I appreciate that there is a lot of fake news out there and this is not an opening for some of AB members to go on and say I told you so - I am giving you some facts. Tis all.
Answers
No best answer has yet been selected by Redhelen72. Once a best answer has been selected, it will be shown here.
For more on marking an answer as the "Best Answer", please visit our FAQ.> Mushroom suggested a vote be held - I assume he meant in Northern Ireland.
Yes, I saw that, and I said it was ridiculous and insulting. The question is about getting cat food!
But let's continue with the ridiculous sideshow and say there was a vote, and the result was "remain" (NI in the UK, that is) ... then can we actually get back to the question, which is how can redhelen get the choice of cat food she used to have?
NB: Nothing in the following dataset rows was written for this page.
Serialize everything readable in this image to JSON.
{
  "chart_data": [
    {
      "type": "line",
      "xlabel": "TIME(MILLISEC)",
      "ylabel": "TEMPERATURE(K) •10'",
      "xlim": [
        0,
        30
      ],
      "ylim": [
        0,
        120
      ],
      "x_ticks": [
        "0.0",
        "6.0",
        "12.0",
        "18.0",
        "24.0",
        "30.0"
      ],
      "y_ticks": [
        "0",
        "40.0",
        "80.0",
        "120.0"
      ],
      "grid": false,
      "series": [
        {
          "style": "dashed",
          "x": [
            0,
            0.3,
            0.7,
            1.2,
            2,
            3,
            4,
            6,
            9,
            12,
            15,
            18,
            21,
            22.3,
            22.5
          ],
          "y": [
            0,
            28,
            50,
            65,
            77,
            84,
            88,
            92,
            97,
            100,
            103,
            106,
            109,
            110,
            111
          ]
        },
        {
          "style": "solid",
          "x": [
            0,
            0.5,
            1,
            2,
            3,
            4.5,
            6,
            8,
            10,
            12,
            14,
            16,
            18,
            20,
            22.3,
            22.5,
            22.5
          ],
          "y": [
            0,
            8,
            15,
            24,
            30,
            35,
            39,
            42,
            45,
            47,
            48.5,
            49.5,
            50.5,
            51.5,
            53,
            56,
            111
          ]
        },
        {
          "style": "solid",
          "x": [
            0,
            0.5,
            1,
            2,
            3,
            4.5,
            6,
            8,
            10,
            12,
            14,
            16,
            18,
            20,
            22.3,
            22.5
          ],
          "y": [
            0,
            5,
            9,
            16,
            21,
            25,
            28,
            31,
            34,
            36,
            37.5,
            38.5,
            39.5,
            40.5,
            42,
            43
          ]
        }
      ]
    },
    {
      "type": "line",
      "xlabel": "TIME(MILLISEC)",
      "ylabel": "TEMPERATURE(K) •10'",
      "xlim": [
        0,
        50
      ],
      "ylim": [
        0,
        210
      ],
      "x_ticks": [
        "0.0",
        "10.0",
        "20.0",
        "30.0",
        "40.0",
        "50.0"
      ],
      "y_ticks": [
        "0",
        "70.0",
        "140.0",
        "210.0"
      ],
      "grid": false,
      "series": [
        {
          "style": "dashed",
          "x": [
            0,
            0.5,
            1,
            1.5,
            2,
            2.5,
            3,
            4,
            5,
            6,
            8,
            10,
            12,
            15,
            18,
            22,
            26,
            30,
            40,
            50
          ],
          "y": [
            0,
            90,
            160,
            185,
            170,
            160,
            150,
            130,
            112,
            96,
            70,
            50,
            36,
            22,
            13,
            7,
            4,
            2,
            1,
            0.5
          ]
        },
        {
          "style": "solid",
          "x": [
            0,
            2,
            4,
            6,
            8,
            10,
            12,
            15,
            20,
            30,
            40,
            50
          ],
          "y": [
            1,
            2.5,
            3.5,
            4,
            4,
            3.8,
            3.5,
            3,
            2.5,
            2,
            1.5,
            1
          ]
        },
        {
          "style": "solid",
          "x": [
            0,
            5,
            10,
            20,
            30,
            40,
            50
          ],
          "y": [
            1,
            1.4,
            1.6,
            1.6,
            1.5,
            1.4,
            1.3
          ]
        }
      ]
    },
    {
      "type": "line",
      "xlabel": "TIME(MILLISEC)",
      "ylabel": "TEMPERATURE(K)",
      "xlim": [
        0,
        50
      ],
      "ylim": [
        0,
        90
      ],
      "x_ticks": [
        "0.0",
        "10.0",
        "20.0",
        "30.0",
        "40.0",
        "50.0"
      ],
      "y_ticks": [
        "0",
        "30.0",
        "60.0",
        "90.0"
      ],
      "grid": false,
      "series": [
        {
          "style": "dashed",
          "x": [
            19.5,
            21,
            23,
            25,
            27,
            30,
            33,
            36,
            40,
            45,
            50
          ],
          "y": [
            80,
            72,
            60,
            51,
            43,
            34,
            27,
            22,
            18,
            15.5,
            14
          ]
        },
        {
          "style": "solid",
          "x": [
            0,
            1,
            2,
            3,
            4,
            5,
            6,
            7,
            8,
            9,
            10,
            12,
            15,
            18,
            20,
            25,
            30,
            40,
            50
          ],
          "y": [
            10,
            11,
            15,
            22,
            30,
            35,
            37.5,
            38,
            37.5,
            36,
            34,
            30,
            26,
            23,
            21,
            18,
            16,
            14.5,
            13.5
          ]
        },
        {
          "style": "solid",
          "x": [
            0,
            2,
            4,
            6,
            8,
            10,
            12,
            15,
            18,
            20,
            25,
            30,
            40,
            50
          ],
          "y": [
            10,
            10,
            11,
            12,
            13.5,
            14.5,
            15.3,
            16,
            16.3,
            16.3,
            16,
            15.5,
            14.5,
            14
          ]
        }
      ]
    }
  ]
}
Let's be level-headed and honest here. I have no doubt that some companies will not have wished to ship across the sea before or after Brexit. I strongly suspect the details of the UK/EU agreement as to our future relationship will have been the last straw for a further tranche of the remaining companies. So to an extent the situation in NI will have deteriorated; and to correct it, it is vital all understands the reason and then one can discuss how to solve it.
I think it is blatantly obvious the major cause is the internal border within the UK, across the Irish Sea, which gives rise to more regulations and paperwork, which some companies decide is no longer worth it. Since the UK clearly negotiated on the premise that the NI border remain open to comply with the Belfast Agreement, and had zero interest in any internal UK border, it becomes clear that the push to have this internal border as a prerequisite of signing up has to have come from the EU. They not being willing to go with any sensible suggestion made, such as utilising technology, or making the checks they insisted on, on their side of the border. (One might speculate on why they were being that awkward and tried to push responsibility for their checks onto someone else, but the only plausible reason I know of was to try to penalise the nation escaping their clutches, and hoping to hold on to a part of it.)
For sure many in NI did express concern over possible problems, which may well have been a factor in that part of the UK regretfully voting to remain under the EU elite's control, but I suspect many citizens elsewhere in the UK, despite knowing what an awful controlling group was in charge of the EU, still expected them to behave with maturity, morality, and not act in the petulant manner that they did. One lives and learns (but all the more reason to get away from them).
So the change has to be with that agreement and the border issues.
It is my understanding that the agreement allows for either side to trigger Article 16 and force renegotiation of changes. Unfortunately our present government hasn't the courage to consider that option and shows itself as weak & spineless. If only they would make sensible efforts then that Windsor Framework nonsense could be slung into the bin.
Meanwhile, I appreciate that any brainstorming session requires no criticism of that which is suggested in order to give all the nerve to suggest anything, until there are many options for consideration. But I'm sure in these sessions all will note the clearly inappropriate suggestions that can be dismissed as soon as the second part if the process commences. So, for example, a suggestion that capitulating to the other side of the negotiating table who desire to inflict damage on your own nation for the sake of vengeance, by offering to lose part of your nation, is clearly inappropriate, and would simply show you as unable to hold on to your own people and a punchbag for anyone who wants to have a go at you. (And those voting for such a move the most timid and easy manipulated of all.) Besides it wouldn't solve the issue of goods supplied to Northern Ireland from Great Britain, anyway. So I think we know where such a suggestion is destined.